Я бросаюсь к ней, хочу охватить ее руками, поцеловать ее; она отступает на шаг и окидывает меня взглядом с головы до ног.
— Раб!
— Госпожа! — я опускаюсь на колени и целую подол ее платья.
— Вот так-то лучше!
— О, как ты прекрасна!
— Я тебе нравлюсь? — Она подошла к зеркалу и оглядела себя с горделивым удовольствием.
— Ты сведешь меня с ума!
Она презрительно выпятила нижнюю губу и насмешливо взглянула на меня из-под опущенных век.
— Подай мне хлыст!
Я окинул взглядом комнату.
— Нет! — воскликнула она, — оставайся на коленях, — она подошла к камину, взяла с карниза хлыст и хлестнула им по воздуху, глядя на меня с улыбкой, а потом начала медленно засучивать рукава меховой кацавейки.
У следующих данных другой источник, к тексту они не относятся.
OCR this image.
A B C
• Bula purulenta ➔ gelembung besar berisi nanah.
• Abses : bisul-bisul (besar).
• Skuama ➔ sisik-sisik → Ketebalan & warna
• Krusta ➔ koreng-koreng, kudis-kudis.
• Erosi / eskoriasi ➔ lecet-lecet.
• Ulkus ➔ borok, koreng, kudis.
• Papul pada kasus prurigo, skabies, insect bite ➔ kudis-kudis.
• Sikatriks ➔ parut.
— Дивная женщина! — вскричал я.
— Молчи, раб!
Внезапно посмотрев на меня мрачным, даже свирепым взглядом, она ударила меня хлыстом; в следующее мгновение она склонилась ко мне с выражением сострадания на лице, нежно обвила рукой мою шею и спросила полусмущенно, полуиспуганно:
— Я сделала тебе больно?
— Нет! — ответил я. — Но если бы и сделала — боль, которую ты мне причинишь, для меня наслаждение. Бей же меня, если это доставляет тебе удовольствие.
— Но мне это не доставляет никакого удовольствия. Меня снова охватило это странное опьянение.